The right thing to do is to go back to the person you made the contract with, explain the truth concerning what you thought you were agreeing to and what you have now discovered you believe that person expects of you.  Explain to them that you now believe that you should never have entered into such an agreement(it was unwise, and even sinful, though you did not know it at the time), and that you repent of your actions. Communicate to them that you can no longer continue in such a sinful course and direction and that

you believe for their best interest neither should they. Ask them to release you from such an agreement. If they refuse to do so, then inform them that based on the fact that you are to obey God rather than man when it comes to conflicting demands(Acts 5:29), even if they are not willing to release you from the agreement, then you must break the agreement (recognizing it to be unwise and sinful from the beginning) and that you

must pursue a course of wisdom, obedience and righteousness from this point on. In this way, you can honorably and righteously deal with the problems you got yourself into in the past, and experience freedom and a clear conscience in the future. (Don't forget to thank God for delivering you from such shackles and sin, and give him honor and praise in the future for being the one who has so wonderfully provided for you during this time of great need.)

 

What should you expect as you carry out this plan of action? First, the person will accuse you of betraying them and being a liar. You must realize that your intention was never to betray them, but to be a friend to them.  The issue here is not one of betrayal but of righteousness. It is actually the one who with a pretentious attitude gets you to agree to such an act (knowing that they are going to use that to get you to do their evil bidding) who is actually participating in the practice of lying.  Next, expect them to accuse you of breaking a promise. You need to realize the issue here is one of breaking a promise that never should have been established in the first place and one that leads to and is resulting in sin.

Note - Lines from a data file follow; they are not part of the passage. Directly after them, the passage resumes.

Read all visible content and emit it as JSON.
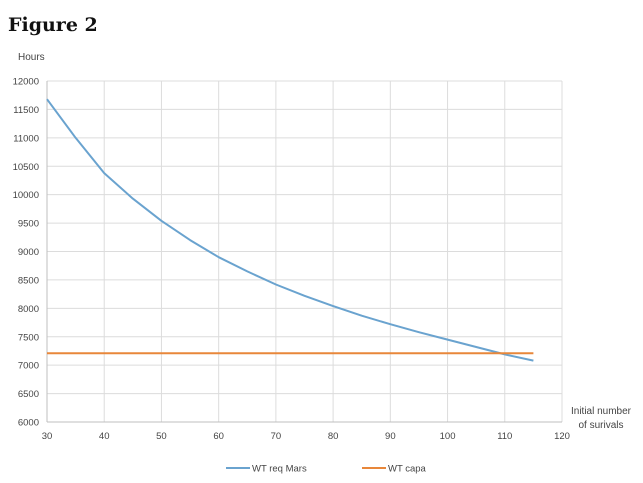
{
  "figure_title": "Figure 2",
  "chart_data": {
    "type": "line",
    "ylabel": "Hours",
    "xlabel_lines": [
      "Initial number",
      "of surivals"
    ],
    "xlim": [
      30,
      120
    ],
    "ylim": [
      6000,
      12000
    ],
    "x_ticks": [
      "30",
      "40",
      "50",
      "60",
      "70",
      "80",
      "90",
      "100",
      "110",
      "120"
    ],
    "y_ticks": [
      "12000",
      "11500",
      "11000",
      "10500",
      "10000",
      "9500",
      "9000",
      "8500",
      "8000",
      "7500",
      "7000",
      "6500",
      "6000"
    ],
    "grid": true,
    "legend_position": "bottom",
    "series": [
      {
        "name": "WT req Mars",
        "color": "#6aa3cf",
        "x": [
          30,
          35,
          40,
          45,
          50,
          55,
          60,
          65,
          70,
          75,
          80,
          85,
          90,
          95,
          100,
          105,
          110,
          115
        ],
        "y": [
          11680,
          11000,
          10380,
          9930,
          9540,
          9200,
          8900,
          8650,
          8420,
          8220,
          8040,
          7870,
          7720,
          7580,
          7450,
          7320,
          7190,
          7080
        ]
      },
      {
        "name": "WT capa",
        "color": "#e8873a",
        "x": [
          30,
          115
        ],
        "y": [
          7210,
          7210
        ]
      }
    ]
  }
}
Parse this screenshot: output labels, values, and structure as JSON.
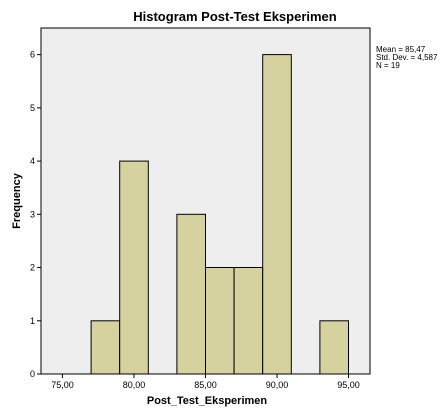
{
  "chart_data": {
    "type": "bar",
    "title": "Histogram Post-Test Eksperimen",
    "xlabel": "Post_Test_Eksperimen",
    "ylabel": "Frequency",
    "xlim": [
      73.5,
      96.5
    ],
    "ylim": [
      0,
      6.5
    ],
    "xticks": [
      75,
      80,
      85,
      90,
      95
    ],
    "xtick_labels": [
      "75,00",
      "80,00",
      "85,00",
      "90,00",
      "95,00"
    ],
    "yticks": [
      0,
      1,
      2,
      3,
      4,
      5,
      6
    ],
    "bin_width": 2,
    "bins": [
      {
        "start": 77.0,
        "end": 79.0,
        "count": 1
      },
      {
        "start": 79.0,
        "end": 81.0,
        "count": 4
      },
      {
        "start": 83.0,
        "end": 85.0,
        "count": 3
      },
      {
        "start": 85.0,
        "end": 87.0,
        "count": 2
      },
      {
        "start": 87.0,
        "end": 89.0,
        "count": 2
      },
      {
        "start": 89.0,
        "end": 91.0,
        "count": 6
      },
      {
        "start": 93.0,
        "end": 95.0,
        "count": 1
      }
    ],
    "bar_color": "#d5d2a0",
    "bar_edge_color": "#000000",
    "plot_background": "#eeeeee",
    "grid": false,
    "stats": {
      "mean": "Mean = 85,47",
      "std": "Std. Dev. = 4,587",
      "n": "N = 19"
    }
  }
}
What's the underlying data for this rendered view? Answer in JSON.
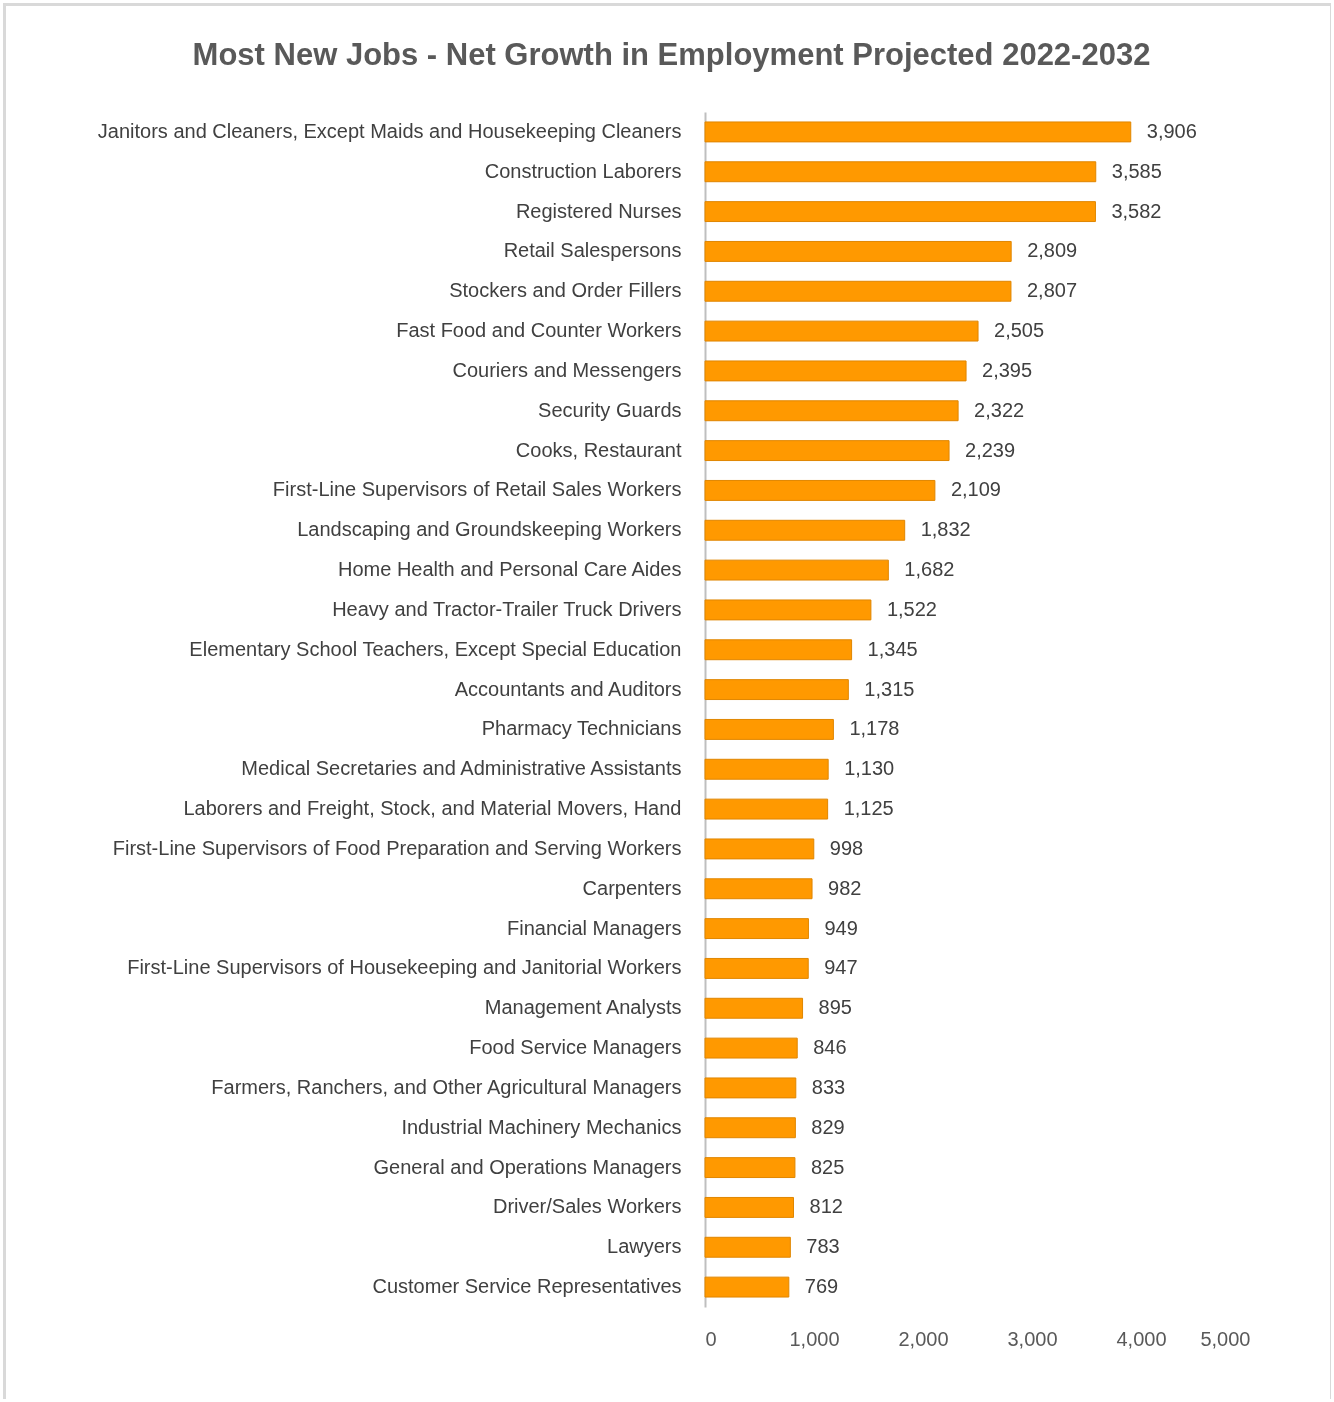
{
  "chart_data": {
    "type": "bar",
    "orientation": "horizontal",
    "title": "Most New Jobs - Net Growth in Employment Projected 2022-2032",
    "categories": [
      "Janitors and Cleaners, Except Maids and Housekeeping Cleaners",
      "Construction Laborers",
      "Registered Nurses",
      "Retail Salespersons",
      "Stockers and Order Fillers",
      "Fast Food and Counter Workers",
      "Couriers and Messengers",
      "Security Guards",
      "Cooks, Restaurant",
      "First-Line Supervisors of Retail Sales Workers",
      "Landscaping and Groundskeeping Workers",
      "Home Health and Personal Care Aides",
      "Heavy and Tractor-Trailer Truck Drivers",
      "Elementary School Teachers, Except Special Education",
      "Accountants and Auditors",
      "Pharmacy Technicians",
      "Medical Secretaries and Administrative Assistants",
      "Laborers and Freight, Stock, and Material Movers, Hand",
      "First-Line Supervisors of Food Preparation and Serving Workers",
      "Carpenters",
      "Financial Managers",
      "First-Line Supervisors of Housekeeping and Janitorial Workers",
      "Management Analysts",
      "Food Service Managers",
      "Farmers, Ranchers, and Other Agricultural Managers",
      "Industrial Machinery Mechanics",
      "General and Operations Managers",
      "Driver/Sales Workers",
      "Lawyers",
      "Customer Service Representatives"
    ],
    "values": [
      3906,
      3585,
      3582,
      2809,
      2807,
      2505,
      2395,
      2322,
      2239,
      2109,
      1832,
      1682,
      1522,
      1345,
      1315,
      1178,
      1130,
      1125,
      998,
      982,
      949,
      947,
      895,
      846,
      833,
      829,
      825,
      812,
      783,
      769
    ],
    "color": "#ff9900",
    "xlim": [
      0,
      5000
    ],
    "xticks": [
      0,
      {
        "value": 1000,
        "label": "1,000"
      },
      {
        "value": 2000,
        "label": "2,000"
      },
      {
        "value": 3000,
        "label": "3,000"
      },
      {
        "value": 4000,
        "label": "4,000"
      },
      {
        "value": 5000,
        "label": "5,000"
      }
    ],
    "value_labels": [
      "3,906",
      "3,585",
      "3,582",
      "2,809",
      "2,807",
      "2,505",
      "2,395",
      "2,322",
      "2,239",
      "2,109",
      "1,832",
      "1,682",
      "1,522",
      "1,345",
      "1,315",
      "1,178",
      "1,130",
      "1,125",
      "998",
      "982",
      "949",
      "947",
      "895",
      "846",
      "833",
      "829",
      "825",
      "812",
      "783",
      "769"
    ],
    "grid": false
  }
}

Hence, the question ultimately is this: Is it better to continue in a sinful relationship and promise, along with continuing to participate in the sin that results from it; or is it better to repent of past sins, pursue a righteous course of action, and look to the Lord with a clear conscience, even if the enemy seeks to manipulate you into remaining loyal to them and to their unrighteous plans, and continues to hold your sins before you. Remember the words of Paul in Rom 8 - "If God is for us, who can be against us?...Who will bring any charge against those whom God has chosen? It is God who justifies. Who is he that condemns? Christ Jesus,

who died - more than that, who was raised to life - is at the right hand of God and is also interceding for us." This same freedom is available for you whether you are dealing with the attacks of the one who made the agreement with you or the attacks of their friends.

 

Finally, note this applies only to the situation where you have made an unlawful vow, not to situations where you have made a lawful vow but end up realizing it is not to your advantage. The psalmist addresses that issue in Ps 15:1-4 where he writes "Lord, who may dwell in your sanctuary?  Who may live on your holy hill? He whose walk is blameless and who does what is righteous, ... who keeps his oath even when it hurts."